Donating Your Body To Science: Does Science Have Too Many Bodies?

Mary Roach is a treasure. According to the book, corpses are also used to calibrate crash test dummies. It’s necessary to do that as the population becomes more obese.

Interesting thread. I, too, enjoyed Mary Roach’s Stiff. Well worth a read. The last chapter is about the future of cadaver disposal, including a Scandinavian freeze-drying technique which sounds like it has potential.

My grandma’s neighbor used to tell a story about her son, the dentist.

"When he was in dental school, they needed to practice on cadaver heads. The first time he went in to work on his head, he opened up the bag, and it was his best friend, who had recently died in a motorcycle accident. He closed up the bag and left.

He called me, sobbing. ‘I can’t do it, Mom. It’s Jake!’

I said, ‘Son, being a dentist is your life’s goal. You go back in there and do what you have to.’

And he bucked up and did it. Now he’s a very respected dentist."

I can not speak to the veracity of the story. She was a very weird woman, but a good friend to my very normal grandma.

A while back, there was a story about a man who was quite upset when he found out that yes, his mother did donate her body to science, but he never expected that “science” meant that her body would be blown up in an military IED test.

He just wanted to warn other people that if they generically say “donate to science”, this could potentially happen, and some people might object to that, for themselves or a loved one.

That does sound apocryphal.

The long-defunct magazine “OMNI” once put out a call: “Those of you who had to do cadaver dissection - did you ever get the body of someone you knew?” They did get one response; IIRC it was a female medical student who took the cover off, and it was a distant relative who had died a couple years earlier, and finally her turn came. She was reassigned another cadaver, and the body was sent to another school.

fac.utk.edu

That is exactly what I would expect to happen in this scenario, neighbor lady’s story notwithstanding.

Yep - that’s my plan! I even have my outfit picked out! See you down on the farm, needscoffee!

I thought this sounded like a Snopes-style legend, which turns out to be the case - but it’s not always a legend.

More chilling - when your cadaver isn’t actually dead, climbs up off the table and walks away.*

*yeah, I know it’s a gag.

I wish you hadn’t spoiled it. I really would like to know how far I would have made it into that article before I caught on.

I’m intrigued to learn this is an ancient legend. It makes me deeply curious about the origin of the story I was told as a child. Was Grandma’s neighbor just spinning a tall tale? I’m fairly certain she really did have a dentist son. Maybe he had pranked her years before, and she really believed the story herself? I’m so much more curious now.

The “nationwide recall of human cadavers” didn’t help?

I think if an anatomy cadaver really stood up off the table and walked out of the lab it would definitely lead to a full-stop on dissections until the procedures could be reviewed.

Of course, if such a thing had really happened I undoubtedly would have heard about it before now.

In reality, there have been cases where someone is found to still be alive after being sent to the morgue.

Yes, but I expect there are a few steps between the morgue and the anatomy lab.

I once read an account of the 1864 Battle of New Hope Church, Ga. in which a soldier who was about to be buried, after having been shot and thought killed, regained consciousness, spoke up and said he’d rather go to the field hospital instead.

That’s pretty funny. There’s also the story of the jockey who “died” in an accident at a racetrack, was pronounced dead and taken to a hospital morgue. There he woke up, found the door, ran out and hailed a cab to take him back to the racetrack.

(Link to Wikipedia article on Ralph Neves.)

Yeah, I can’t think of a better way to condition medical students to suppress their disgust instincts.

If garbage collectors still picked up the cans by hand, that’d be a way to do it.

The founder of the big body farm in Tenn is retired but when he dies they are getting his body.

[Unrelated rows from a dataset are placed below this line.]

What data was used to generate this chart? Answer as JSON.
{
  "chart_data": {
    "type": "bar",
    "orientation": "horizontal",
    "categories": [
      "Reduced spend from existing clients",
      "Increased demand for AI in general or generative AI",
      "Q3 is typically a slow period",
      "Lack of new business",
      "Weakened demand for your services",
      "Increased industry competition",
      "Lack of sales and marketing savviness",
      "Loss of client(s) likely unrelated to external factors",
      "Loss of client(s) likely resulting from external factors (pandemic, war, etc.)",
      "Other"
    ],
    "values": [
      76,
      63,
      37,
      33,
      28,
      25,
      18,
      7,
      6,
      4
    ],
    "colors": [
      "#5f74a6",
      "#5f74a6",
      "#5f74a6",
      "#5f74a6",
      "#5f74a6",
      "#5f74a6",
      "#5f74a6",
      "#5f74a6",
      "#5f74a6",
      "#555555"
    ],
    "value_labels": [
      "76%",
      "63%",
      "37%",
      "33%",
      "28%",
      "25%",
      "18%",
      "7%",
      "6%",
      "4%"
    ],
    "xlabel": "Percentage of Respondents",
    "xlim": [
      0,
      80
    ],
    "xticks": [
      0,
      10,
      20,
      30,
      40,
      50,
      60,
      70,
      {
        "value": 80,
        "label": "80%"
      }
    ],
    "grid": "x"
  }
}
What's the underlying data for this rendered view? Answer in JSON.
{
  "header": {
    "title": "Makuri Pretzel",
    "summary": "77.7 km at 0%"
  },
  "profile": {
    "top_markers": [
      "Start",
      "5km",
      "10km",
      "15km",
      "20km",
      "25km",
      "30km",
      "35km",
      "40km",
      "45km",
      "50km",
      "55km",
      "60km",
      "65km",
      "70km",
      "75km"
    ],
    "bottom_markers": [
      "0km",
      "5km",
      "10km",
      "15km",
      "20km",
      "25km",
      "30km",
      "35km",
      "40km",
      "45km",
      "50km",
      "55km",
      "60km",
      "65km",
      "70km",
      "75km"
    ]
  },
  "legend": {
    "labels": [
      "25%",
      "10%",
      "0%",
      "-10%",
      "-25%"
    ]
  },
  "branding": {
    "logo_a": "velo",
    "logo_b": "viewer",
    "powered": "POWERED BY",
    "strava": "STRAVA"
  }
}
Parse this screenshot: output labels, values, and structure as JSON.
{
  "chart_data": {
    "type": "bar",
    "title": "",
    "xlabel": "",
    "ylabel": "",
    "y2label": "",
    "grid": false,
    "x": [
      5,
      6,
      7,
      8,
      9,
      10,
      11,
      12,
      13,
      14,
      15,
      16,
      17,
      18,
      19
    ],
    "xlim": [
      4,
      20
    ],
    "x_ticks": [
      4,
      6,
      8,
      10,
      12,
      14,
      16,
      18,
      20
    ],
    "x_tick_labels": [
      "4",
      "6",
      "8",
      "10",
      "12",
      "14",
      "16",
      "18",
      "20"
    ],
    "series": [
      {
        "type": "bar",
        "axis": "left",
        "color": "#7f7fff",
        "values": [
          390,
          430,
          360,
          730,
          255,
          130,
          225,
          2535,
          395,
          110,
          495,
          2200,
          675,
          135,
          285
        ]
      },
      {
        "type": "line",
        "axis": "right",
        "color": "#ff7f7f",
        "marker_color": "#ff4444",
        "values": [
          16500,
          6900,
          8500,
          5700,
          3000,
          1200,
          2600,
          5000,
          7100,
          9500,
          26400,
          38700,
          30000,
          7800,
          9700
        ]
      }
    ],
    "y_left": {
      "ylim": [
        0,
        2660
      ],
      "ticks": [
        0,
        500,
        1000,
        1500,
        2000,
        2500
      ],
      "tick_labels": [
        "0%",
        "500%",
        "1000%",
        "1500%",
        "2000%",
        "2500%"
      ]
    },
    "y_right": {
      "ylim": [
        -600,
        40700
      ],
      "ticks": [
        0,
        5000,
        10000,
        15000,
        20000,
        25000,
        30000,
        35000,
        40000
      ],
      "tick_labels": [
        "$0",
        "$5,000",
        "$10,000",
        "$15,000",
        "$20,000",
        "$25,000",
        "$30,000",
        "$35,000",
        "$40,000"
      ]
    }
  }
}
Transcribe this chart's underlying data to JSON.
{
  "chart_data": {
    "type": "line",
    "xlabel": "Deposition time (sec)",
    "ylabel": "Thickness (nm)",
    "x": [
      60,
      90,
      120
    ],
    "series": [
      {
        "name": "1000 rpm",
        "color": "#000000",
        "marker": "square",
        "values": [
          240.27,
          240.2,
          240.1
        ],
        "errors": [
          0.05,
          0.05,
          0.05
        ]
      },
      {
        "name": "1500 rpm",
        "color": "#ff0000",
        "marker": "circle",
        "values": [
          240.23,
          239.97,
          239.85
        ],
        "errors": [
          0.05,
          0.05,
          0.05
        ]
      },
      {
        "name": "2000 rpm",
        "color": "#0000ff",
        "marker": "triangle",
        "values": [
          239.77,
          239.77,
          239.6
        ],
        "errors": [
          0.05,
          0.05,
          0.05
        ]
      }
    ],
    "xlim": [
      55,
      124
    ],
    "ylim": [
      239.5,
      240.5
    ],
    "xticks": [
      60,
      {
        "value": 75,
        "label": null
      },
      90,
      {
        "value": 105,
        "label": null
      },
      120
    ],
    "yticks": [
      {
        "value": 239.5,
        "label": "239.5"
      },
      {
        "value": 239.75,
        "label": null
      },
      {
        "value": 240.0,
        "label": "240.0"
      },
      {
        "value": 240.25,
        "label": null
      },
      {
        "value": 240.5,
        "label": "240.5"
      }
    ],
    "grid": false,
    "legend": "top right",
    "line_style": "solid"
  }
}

Stiff is very good book as are all Mary Roach books.

UPDATE: I contacted the University of Missouri Medical school to talk things over. I was sent to the website of their “Gift of Body” program. Seems I’m not qualified, as they won’t take bodies from which major organs have been harvested, and for me, organ donation is a higher priority than scientific study. Also the weight limit is 200 pounds. If I weight less than 200 pounds when I die, then it means I died of starvation.